I don’t know if they call it an altar but, at one end of the room, there is a tall symmetrical gilded structure, very intricate and ornate in design.  On the floor in front of it, is a forest of objects, including statues and another ornate artefacts.   I guess they are presents from worshippers.

But here is what holds me.  In the middle of that gilded screen is a window, and inside that window, set back a little way, is a golden Buddha, illuminated by a light from behind the screen.  Its face is serene.  From certain angles it seems almost cruel.   It is at the very centre of the gilded intricate structure and at the same time behind and completely apart from it.  It looks out at the world, and is at the centre of a teeming and restless structure that resembles golden flames, yet it is itself untouched.

How unlike a Christian or Muslim god.  It is not a father demanding respect and obedience.  It is not a king or a judge who will dispense eternal reward or punishment.  It is not a shepherd looking out at its flock.   It does not dictate holy books.  Nor has it died for us and come alive again, or loved the world so much that it has gave us its only son.

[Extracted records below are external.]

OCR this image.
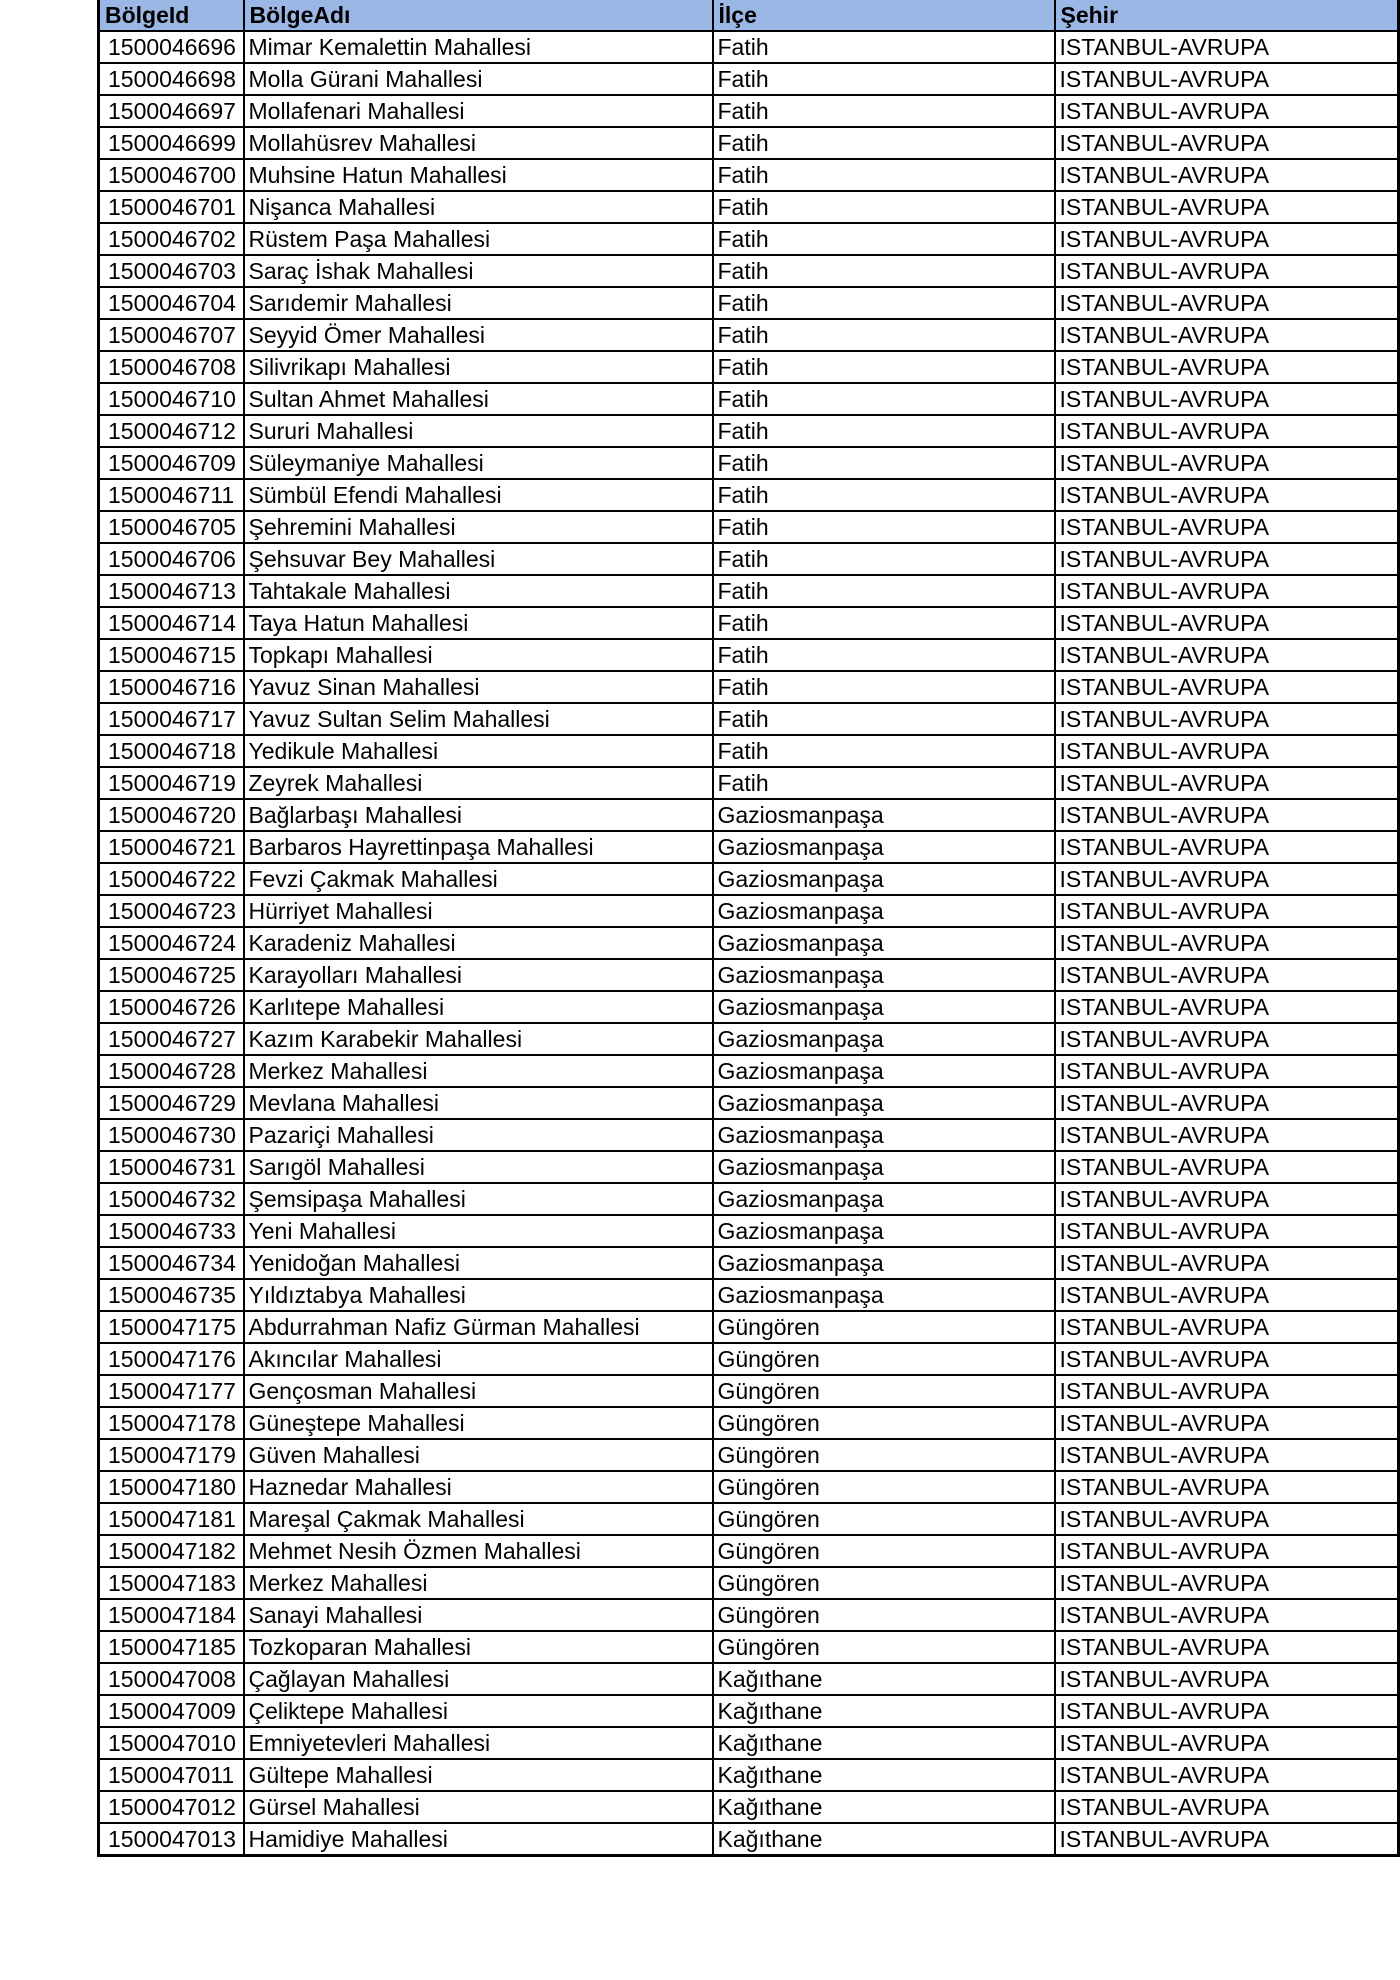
BölgeId	BölgeAdı	İlçe	Şehir
1500046696	Mimar Kemalettin Mahallesi	Fatih	ISTANBUL-AVRUPA
1500046698	Molla Gürani Mahallesi	Fatih	ISTANBUL-AVRUPA
1500046697	Mollafenari Mahallesi	Fatih	ISTANBUL-AVRUPA
1500046699	Mollahüsrev Mahallesi	Fatih	ISTANBUL-AVRUPA
1500046700	Muhsine Hatun Mahallesi	Fatih	ISTANBUL-AVRUPA
1500046701	Nişanca Mahallesi	Fatih	ISTANBUL-AVRUPA
1500046702	Rüstem Paşa Mahallesi	Fatih	ISTANBUL-AVRUPA
1500046703	Saraç İshak Mahallesi	Fatih	ISTANBUL-AVRUPA
1500046704	Sarıdemir Mahallesi	Fatih	ISTANBUL-AVRUPA
1500046707	Seyyid Ömer Mahallesi	Fatih	ISTANBUL-AVRUPA
1500046708	Silivrikapı Mahallesi	Fatih	ISTANBUL-AVRUPA
1500046710	Sultan Ahmet Mahallesi	Fatih	ISTANBUL-AVRUPA
1500046712	Sururi Mahallesi	Fatih	ISTANBUL-AVRUPA
1500046709	Süleymaniye Mahallesi	Fatih	ISTANBUL-AVRUPA
1500046711	Sümbül Efendi Mahallesi	Fatih	ISTANBUL-AVRUPA
1500046705	Şehremini Mahallesi	Fatih	ISTANBUL-AVRUPA
1500046706	Şehsuvar Bey Mahallesi	Fatih	ISTANBUL-AVRUPA
1500046713	Tahtakale Mahallesi	Fatih	ISTANBUL-AVRUPA
1500046714	Taya Hatun Mahallesi	Fatih	ISTANBUL-AVRUPA
1500046715	Topkapı Mahallesi	Fatih	ISTANBUL-AVRUPA
1500046716	Yavuz Sinan Mahallesi	Fatih	ISTANBUL-AVRUPA
1500046717	Yavuz Sultan Selim Mahallesi	Fatih	ISTANBUL-AVRUPA
1500046718	Yedikule Mahallesi	Fatih	ISTANBUL-AVRUPA
1500046719	Zeyrek Mahallesi	Fatih	ISTANBUL-AVRUPA
1500046720	Bağlarbaşı Mahallesi	Gaziosmanpaşa	ISTANBUL-AVRUPA
1500046721	Barbaros Hayrettinpaşa Mahallesi	Gaziosmanpaşa	ISTANBUL-AVRUPA
1500046722	Fevzi Çakmak Mahallesi	Gaziosmanpaşa	ISTANBUL-AVRUPA
1500046723	Hürriyet Mahallesi	Gaziosmanpaşa	ISTANBUL-AVRUPA
1500046724	Karadeniz Mahallesi	Gaziosmanpaşa	ISTANBUL-AVRUPA
1500046725	Karayolları Mahallesi	Gaziosmanpaşa	ISTANBUL-AVRUPA
1500046726	Karlıtepe Mahallesi	Gaziosmanpaşa	ISTANBUL-AVRUPA
1500046727	Kazım Karabekir Mahallesi	Gaziosmanpaşa	ISTANBUL-AVRUPA
1500046728	Merkez Mahallesi	Gaziosmanpaşa	ISTANBUL-AVRUPA
1500046729	Mevlana Mahallesi	Gaziosmanpaşa	ISTANBUL-AVRUPA
1500046730	Pazariçi Mahallesi	Gaziosmanpaşa	ISTANBUL-AVRUPA
1500046731	Sarıgöl Mahallesi	Gaziosmanpaşa	ISTANBUL-AVRUPA
1500046732	Şemsipaşa Mahallesi	Gaziosmanpaşa	ISTANBUL-AVRUPA
1500046733	Yeni Mahallesi	Gaziosmanpaşa	ISTANBUL-AVRUPA
1500046734	Yenidoğan Mahallesi	Gaziosmanpaşa	ISTANBUL-AVRUPA
1500046735	Yıldıztabya Mahallesi	Gaziosmanpaşa	ISTANBUL-AVRUPA
1500047175	Abdurrahman Nafiz Gürman Mahallesi	Güngören	ISTANBUL-AVRUPA
1500047176	Akıncılar Mahallesi	Güngören	ISTANBUL-AVRUPA
1500047177	Gençosman Mahallesi	Güngören	ISTANBUL-AVRUPA
1500047178	Güneştepe Mahallesi	Güngören	ISTANBUL-AVRUPA
1500047179	Güven Mahallesi	Güngören	ISTANBUL-AVRUPA
1500047180	Haznedar Mahallesi	Güngören	ISTANBUL-AVRUPA
1500047181	Mareşal Çakmak Mahallesi	Güngören	ISTANBUL-AVRUPA
1500047182	Mehmet Nesih Özmen Mahallesi	Güngören	ISTANBUL-AVRUPA
1500047183	Merkez Mahallesi	Güngören	ISTANBUL-AVRUPA
1500047184	Sanayi Mahallesi	Güngören	ISTANBUL-AVRUPA
1500047185	Tozkoparan Mahallesi	Güngören	ISTANBUL-AVRUPA
1500047008	Çağlayan Mahallesi	Kağıthane	ISTANBUL-AVRUPA
1500047009	Çeliktepe Mahallesi	Kağıthane	ISTANBUL-AVRUPA
1500047010	Emniyetevleri Mahallesi	Kağıthane	ISTANBUL-AVRUPA
1500047011	Gültepe Mahallesi	Kağıthane	ISTANBUL-AVRUPA
1500047012	Gürsel Mahallesi	Kağıthane	ISTANBUL-AVRUPA
1500047013	Hamidiye Mahallesi	Kağıthane	ISTANBUL-AVRUPA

Why doesn’t it care for us?  Why doesn’t it offer us help, out here on the far side of the screen, out in the world of grief and pain and dreariness and hate and wickedness?  Do our sufferings mean nothing to it at all?

But those are the wrong questions.  They are questions for a father or a son or a king, a creator apart from us and above us.  And this is not separate from us.  It is the thing that looks out from our own eyes.